We did have some discussion about how to do that UI, and I think it was something along the lines of a TagMultiselectWidget with each selection being made via a UniversalLanguageSelector popup (which is how we do multiple langauge selection in SVG Translate Tool, for example). The main question is: where should the widget go? It might look weird in the 'Transcribe text' dropdown menu.

Samwilson renamed this task from Add support for multiple languages to Add on-wiki UI for selecting multiple languages.Nov 17 2021, 6:05 AM

Remember that the languages are not necessarily the same list as "real" languages: they're just different models provided by the relevant tool, and there can by multiple models for one language (e.g. A special model for old school printing).

Importantly, the UI needs the list of available languages.

Remember that the languages are not necessarily the same list as "real" languages: they're just different models provided by the relevant tool, and there can by multiple models for one language (e.g. A special model for old school printing).

Importantly, the UI needs the list of available languages.

Good points! We can get the lists of languages from https://ocr.wmcloud.org/api/available_langs?engine=tesseract so maybe rather than ULS we just have more-or-less the same language chooser UI that is currently on the tool's form, i.e. just a MenuTagMultiselectWidget, with custom data.

We could turn the dropdown into a gear icon, and open a dialog with all the options. It'd have to contain the engine choice, and languages, and tesseract PSM, in order to make the 'advanced options' link redundant (once ODS is doing the cropping, that is).

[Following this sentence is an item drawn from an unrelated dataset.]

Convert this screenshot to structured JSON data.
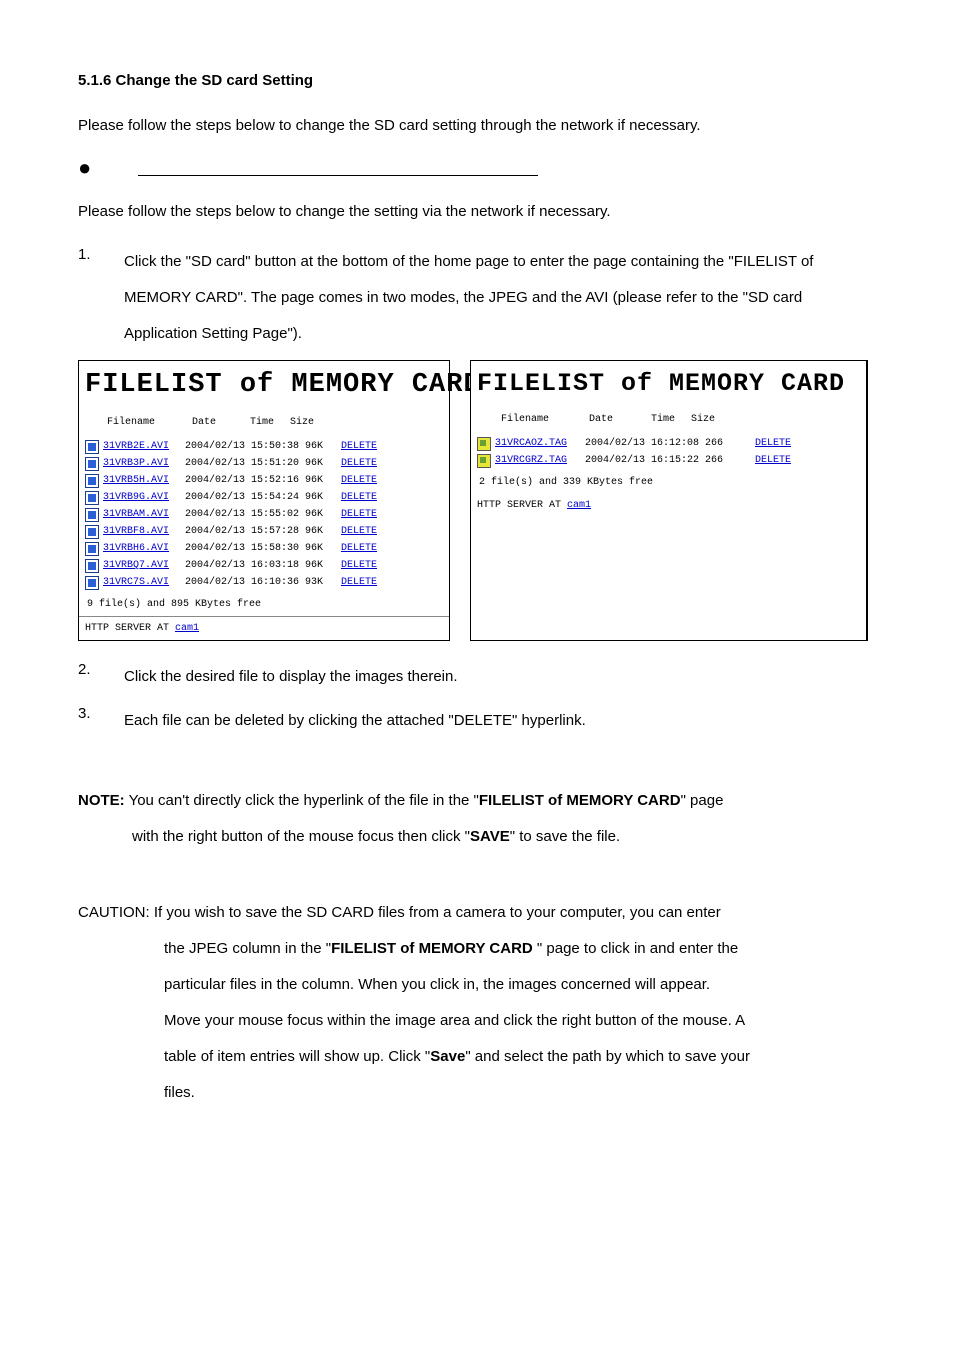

I think a dialog makes much more sense, because there are a lot more options you might consider to add, for example OCR blacklist chars (T287080) as well as a pre-processing threshold step (T287125) and probably a small handful of other usefully-twiddlable controls. Stuffing it all into a menu is going to get messy.

Samwilson renamed this task from Add on-wiki UI for selecting multiple languages to Add on-wiki UI for selecting languages.Jan 21 2022, 12:26 AM
Samwilson added a subscriber: KLawal-WMF.

How are you going with this @Soda? I think there might be some overlap with T331961, so you and @KLawal-WMF might need to compare notes.

Yeah sure, @KLawal-WMF how far have you gotten ?

Yeah sure, @KLawal-WMF how far have you gotten ?

Transkribus has been added as an option in the OCR menu. Currently resolving comments by @Samwilson

Hi @Soda, how far have you gotten ? I am working adding more options for the engines

Change 971235 had a related patch set uploaded (by Kolakachi; author: Kolakachi):

[mediawiki/extensions/Wikisource@master] Add more options for ocr engines

https://gerrit.wikimedia.org/r/971235

Change 989530 had a related patch set uploaded (by Kolakachi; author: L10n-bot):

[mediawiki/extensions/Wikisource@master] Add on-wiki UI for selecting languages

https://gerrit.wikimedia.org/r/989530

Change 989530 abandoned by Kolakachi:

[mediawiki/extensions/Wikisource@master] Add on-wiki UI for selecting languages

Reason:

https://gerrit.wikimedia.org/r/989530

Change 971235 merged by jenkins-bot:

[mediawiki/extensions/Wikisource@master] Add on-wiki UI for selecting languages

https://gerrit.wikimedia.org/r/971235

KLawal-WMF claimed this task.